Maybe this is why a Democratic state like West Virginia gave its electoral votes to Governor Bush in the last election. Think of it had the strip mining state** gone the other way, Al Gore and Mr. Lieberman would be running the country. Instead the senator from the Nutmeg state was presiding over a hearing at which a senior legislative counsel of the Earthjustice Legal Defense Fund, Joan Mulhern, fretted in her testimony about the damage that surface coal mining would do to forest birds and aquatic life. She suggested an alternative: underground mines generate much less waste rock and dirt than surface mines.

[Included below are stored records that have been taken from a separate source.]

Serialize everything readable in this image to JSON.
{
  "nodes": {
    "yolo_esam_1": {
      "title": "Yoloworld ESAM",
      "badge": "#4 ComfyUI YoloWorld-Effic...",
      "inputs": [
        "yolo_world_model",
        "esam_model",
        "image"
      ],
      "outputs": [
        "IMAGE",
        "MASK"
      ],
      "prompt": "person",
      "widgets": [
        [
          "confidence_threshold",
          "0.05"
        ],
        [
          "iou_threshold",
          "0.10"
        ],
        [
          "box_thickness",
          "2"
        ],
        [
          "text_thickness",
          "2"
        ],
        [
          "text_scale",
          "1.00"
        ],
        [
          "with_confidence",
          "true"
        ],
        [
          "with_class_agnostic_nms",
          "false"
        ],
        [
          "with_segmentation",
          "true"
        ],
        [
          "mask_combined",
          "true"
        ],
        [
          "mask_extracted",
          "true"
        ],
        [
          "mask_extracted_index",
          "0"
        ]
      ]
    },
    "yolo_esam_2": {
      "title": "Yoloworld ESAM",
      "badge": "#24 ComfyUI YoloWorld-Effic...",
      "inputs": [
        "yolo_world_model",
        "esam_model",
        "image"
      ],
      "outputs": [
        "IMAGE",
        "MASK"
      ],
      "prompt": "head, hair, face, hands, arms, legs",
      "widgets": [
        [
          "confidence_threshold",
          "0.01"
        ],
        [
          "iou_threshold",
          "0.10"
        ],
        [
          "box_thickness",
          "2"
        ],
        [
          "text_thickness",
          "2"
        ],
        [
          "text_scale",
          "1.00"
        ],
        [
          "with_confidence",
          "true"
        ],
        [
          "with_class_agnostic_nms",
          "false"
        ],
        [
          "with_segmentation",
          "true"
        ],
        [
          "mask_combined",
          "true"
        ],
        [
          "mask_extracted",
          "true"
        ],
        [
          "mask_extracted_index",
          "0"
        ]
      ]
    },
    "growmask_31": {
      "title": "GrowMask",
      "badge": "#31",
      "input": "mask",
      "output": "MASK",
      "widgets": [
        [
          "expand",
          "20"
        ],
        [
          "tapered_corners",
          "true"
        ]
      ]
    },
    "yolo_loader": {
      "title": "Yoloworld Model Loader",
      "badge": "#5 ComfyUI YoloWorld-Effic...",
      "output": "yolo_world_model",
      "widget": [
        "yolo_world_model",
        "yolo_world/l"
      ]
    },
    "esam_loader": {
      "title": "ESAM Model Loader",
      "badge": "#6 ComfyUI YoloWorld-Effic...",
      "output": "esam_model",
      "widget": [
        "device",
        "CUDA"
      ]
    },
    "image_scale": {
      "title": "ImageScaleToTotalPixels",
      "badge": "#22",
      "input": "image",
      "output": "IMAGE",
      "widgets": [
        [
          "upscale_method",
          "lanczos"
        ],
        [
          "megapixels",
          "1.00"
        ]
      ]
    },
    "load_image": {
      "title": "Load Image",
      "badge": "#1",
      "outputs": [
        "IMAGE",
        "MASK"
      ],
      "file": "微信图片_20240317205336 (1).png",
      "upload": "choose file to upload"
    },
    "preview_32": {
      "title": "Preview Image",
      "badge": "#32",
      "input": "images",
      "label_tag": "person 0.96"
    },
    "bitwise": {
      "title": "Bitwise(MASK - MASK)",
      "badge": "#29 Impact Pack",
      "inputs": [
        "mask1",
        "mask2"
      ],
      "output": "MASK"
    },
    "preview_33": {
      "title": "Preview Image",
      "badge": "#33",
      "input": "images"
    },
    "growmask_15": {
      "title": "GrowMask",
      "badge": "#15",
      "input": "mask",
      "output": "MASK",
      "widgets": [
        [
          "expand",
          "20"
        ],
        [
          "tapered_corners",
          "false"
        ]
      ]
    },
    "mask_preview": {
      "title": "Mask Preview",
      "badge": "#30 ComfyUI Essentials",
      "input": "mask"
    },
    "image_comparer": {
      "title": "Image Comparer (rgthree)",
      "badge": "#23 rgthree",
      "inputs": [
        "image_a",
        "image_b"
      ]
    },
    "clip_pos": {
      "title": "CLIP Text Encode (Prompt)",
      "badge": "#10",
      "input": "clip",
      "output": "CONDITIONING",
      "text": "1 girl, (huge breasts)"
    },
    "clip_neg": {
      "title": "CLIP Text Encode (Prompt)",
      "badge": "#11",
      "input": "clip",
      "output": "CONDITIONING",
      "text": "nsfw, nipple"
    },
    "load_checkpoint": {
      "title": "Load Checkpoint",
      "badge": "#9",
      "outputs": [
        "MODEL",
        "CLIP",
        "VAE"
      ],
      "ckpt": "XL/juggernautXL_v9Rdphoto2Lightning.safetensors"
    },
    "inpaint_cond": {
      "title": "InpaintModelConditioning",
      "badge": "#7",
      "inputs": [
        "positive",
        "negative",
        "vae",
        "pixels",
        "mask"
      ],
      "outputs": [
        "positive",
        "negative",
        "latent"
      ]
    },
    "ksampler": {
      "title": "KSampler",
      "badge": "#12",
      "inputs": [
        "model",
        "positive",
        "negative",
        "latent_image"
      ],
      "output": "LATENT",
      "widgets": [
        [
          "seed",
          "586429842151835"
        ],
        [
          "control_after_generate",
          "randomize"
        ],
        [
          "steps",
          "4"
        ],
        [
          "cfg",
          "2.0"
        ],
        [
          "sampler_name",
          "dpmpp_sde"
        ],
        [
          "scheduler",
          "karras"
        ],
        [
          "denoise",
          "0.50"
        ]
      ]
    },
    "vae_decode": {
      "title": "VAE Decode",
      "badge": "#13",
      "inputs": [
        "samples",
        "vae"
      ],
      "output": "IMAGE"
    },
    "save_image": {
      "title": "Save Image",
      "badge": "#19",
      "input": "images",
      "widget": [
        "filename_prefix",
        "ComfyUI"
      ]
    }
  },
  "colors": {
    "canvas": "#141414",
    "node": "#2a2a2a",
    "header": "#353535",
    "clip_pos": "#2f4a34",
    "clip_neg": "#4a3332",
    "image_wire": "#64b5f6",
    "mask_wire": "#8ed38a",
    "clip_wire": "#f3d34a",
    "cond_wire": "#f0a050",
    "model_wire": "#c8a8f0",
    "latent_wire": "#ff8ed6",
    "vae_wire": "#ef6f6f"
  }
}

The kind of mine the nine men in Pennsylvania were stuck in, of course, was a more dangerous underground mine, not a safer strip mine. It wouldnt be the first time Mr. Lieberman put saving the environment over saving lives. He also voted for higher average fuel economy standards, which studies show mean smaller, lighter, more dangerous cars. Anyway, the next time the 2004 presidential candidate and the rock star hold a hearing on mining, his colleagues might press him to pay a little less attention to waste disposal, forest birds and aquatic life and a little more to the lives of the guys that the environmentalists seem to want to keep stuck in the shafts.
* www.state.wv.us/mhst/Stats.htm
**Its motto is Mountaineers Are Always Free.
Copyright 2002 The New York Sun, One SL, LLC. All rights reserved.
The Engineers however may be in direct conflict with the Lieberman crowd as they insist on taking a portion of the trees as payment for their rather radical reclaiming labors. The engineers BTW are BEAVERS! Yes the mountains show scars but the eco system in general is now intact depite mans interference. And doesn't Gore operate a mine on his family property? I think so.
My late dad had a hunting camp in Elks County, Pennsylvania (on Dents Run if you want to know where my handle comes from). A nearby mountain was heavily strip mined over the last decade or so. Now it's been covered over, trees and grass are growing. It's become the primary site for viewing wild elk in the eastern United States. In Pennsylvania trees grow the way grass does in other states. In thirty years the place will be the forest primeval and environmentalists will be up there hugging trees till the sap squirts out.
Here in the eastern Ukraine the mines go pretty deep, and the trailings pile up high in scenic "terakony". In the town of Antratsit is the Komsomolsk mine which is over 1800 meters deep - more than a mile down. A few weeks ago it caught fire for the umpteenth time and the "brigadir" sent the next shift down anyway: ten dead.
Last year in Donetsk the Zasyadka mine blew out, taking ninety miners with it.
Some friends who used to be "shakhtyory" (miners) told that a day didn't go by when they weren't pulling someone's squashed corpse out from under rubble. When I told them about how the US was glued to their TVs, worrying about nine miners a few hundred feet down, they were amazed.
Back home in South Dakota there is a gold mine (Homestake) that was over 14,000 feet down (4km) - rock temperature 158 degrees F. Even they didn't pile up the tailings like your photo.
LOL!
Miners are the salt in the earth. Someone please buy those guys and beer on us and we'll go let some candles in thanks to Saint Barbara - the patron saint of mining.
There is some justice, though. The underdog Donetsk Diggers (WAXTEP) took the Ukrainian national championship. Beat Kiev 1-0 and 3-2, and stomped Dnepro, L'vov, and all the other surface stervy. Shakhtyor Champion!